Davis didn’t respond for a moment, presumably as he wrote the information down. “Your CI give you any details?”
Ash looked at the brochures and passports on his table. “Not really, but it might involve some college kids.”
“Okaaay,” said Davis, drawing the word out. “You think drugs?”
“Possibly, but I don’t know. My CI hears a lot of things. If he gives me a tip, it’s usually pretty important. I’ve made a couple of big cases because of him.”
“And this place, the Dandelion Inn, is in New Pal?”
“That’s the address I’ve been given.”
“All right,” said Davis. “It’s just that we don’t get a lot of problems in New Pal. It’s families and farmers, not a whole lot there.”
“I understand that,” said Ash. “I’d consider it a personal favor if you checked it out. I’ll owe you one.”
“Yes, you will,” said Davis. He yawned. “I’ll have somebody swing by this afternoon.”
“I’d strongly suggest you send at least two officers and warn them that the people in the inn might be armed.”
Davis clucked his tongue. “Are you holding information back on me, Detective Rashid?”

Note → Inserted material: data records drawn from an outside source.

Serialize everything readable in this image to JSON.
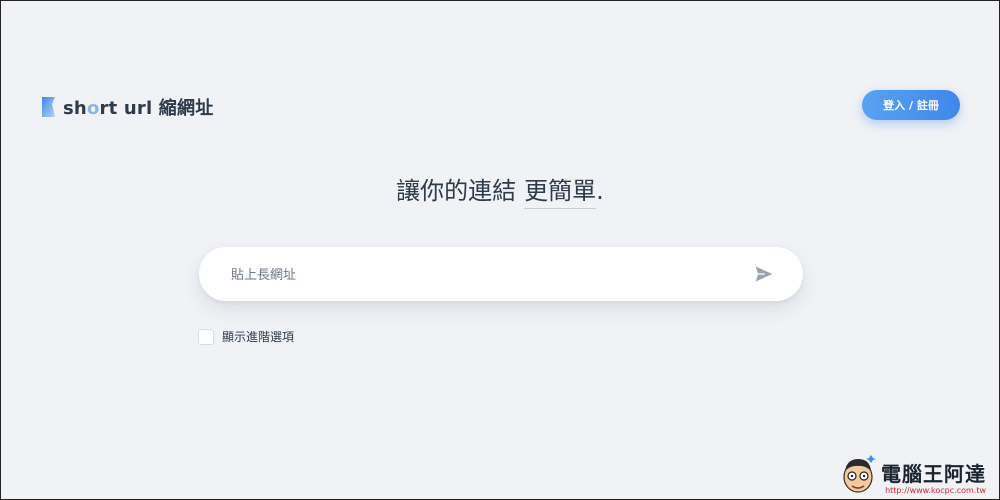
{
  "logo": {
    "text_prefix": "sh",
    "text_mid": "o",
    "text_rest": "rt url 縮網址"
  },
  "header": {
    "login_label": "登入 / 註冊"
  },
  "headline": {
    "main": "讓你的連結",
    "accent": "更簡單",
    "suffix": "."
  },
  "url_form": {
    "placeholder": "貼上長網址",
    "value": ""
  },
  "advanced": {
    "label": "顯示進階選項",
    "checked": false
  },
  "icons": {
    "logo": "bookmark-logo-icon",
    "send": "send-icon",
    "checkbox": "checkbox-icon"
  },
  "colors": {
    "accent": "#4a90ec",
    "background": "#f0f2f5",
    "text": "#2f3b4a"
  },
  "watermark": {
    "title": "電腦王阿達",
    "url": "http://www.kocpc.com.tw"
  }
}
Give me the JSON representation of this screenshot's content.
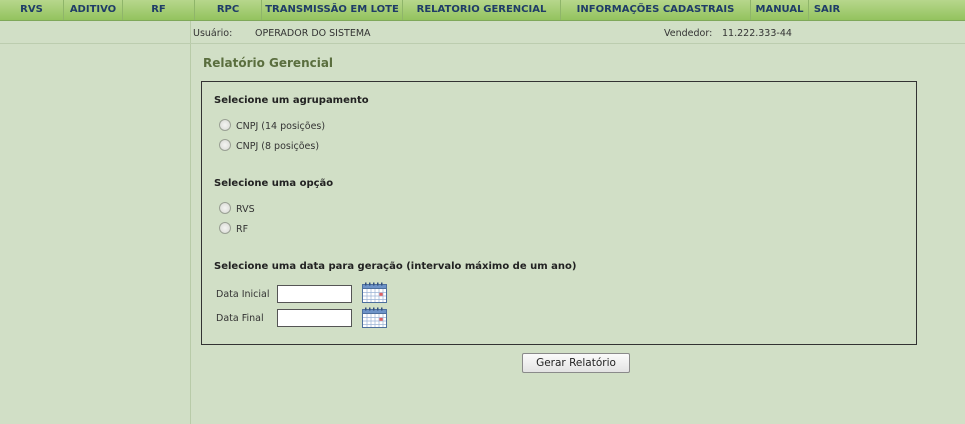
{
  "menu": {
    "items": [
      {
        "label": "RVS"
      },
      {
        "label": "ADITIVO"
      },
      {
        "label": "RF"
      },
      {
        "label": "RPC"
      },
      {
        "label": "TRANSMISSÃO EM LOTE"
      },
      {
        "label": "RELATORIO GERENCIAL"
      },
      {
        "label": "INFORMAÇÕES CADASTRAIS"
      },
      {
        "label": "MANUAL"
      },
      {
        "label": "SAIR"
      }
    ]
  },
  "header": {
    "usuario_label": "Usuário:",
    "usuario_value": "OPERADOR DO SISTEMA",
    "vendedor_label": "Vendedor:",
    "vendedor_value": "11.222.333-44"
  },
  "page": {
    "title": "Relatório Gerencial"
  },
  "form": {
    "agrupamento": {
      "title": "Selecione um agrupamento",
      "options": [
        {
          "label": "CNPJ (14 posições)",
          "checked": false
        },
        {
          "label": "CNPJ (8 posições)",
          "checked": false
        }
      ]
    },
    "opcao": {
      "title": "Selecione uma opção",
      "options": [
        {
          "label": "RVS",
          "checked": false
        },
        {
          "label": "RF",
          "checked": false
        }
      ]
    },
    "data": {
      "title": "Selecione uma data para geração (intervalo máximo de um ano)",
      "inicial_label": "Data Inicial",
      "inicial_value": "",
      "final_label": "Data Final",
      "final_value": ""
    },
    "submit_label": "Gerar Relatório"
  },
  "icons": {
    "calendar": "calendar-icon"
  },
  "colors": {
    "background": "#d1dfc6",
    "menubar": "#a6cd76",
    "menu_text": "#1f3c67",
    "title": "#5a6e3e"
  }
}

“No, I’m telling you everything I know. My CI has given me extremely reliable tips about high-level criminal activity in the past. I’ve brought down a lot of violent suspects because of him. I don’t know what’s at the inn, but judging by my CI’s track record, you might run into some dangerous characters.”
“I’ll tell my guys. Can I reach you at this number if I need to get in touch with you?”
“Sure. It’s my cell.”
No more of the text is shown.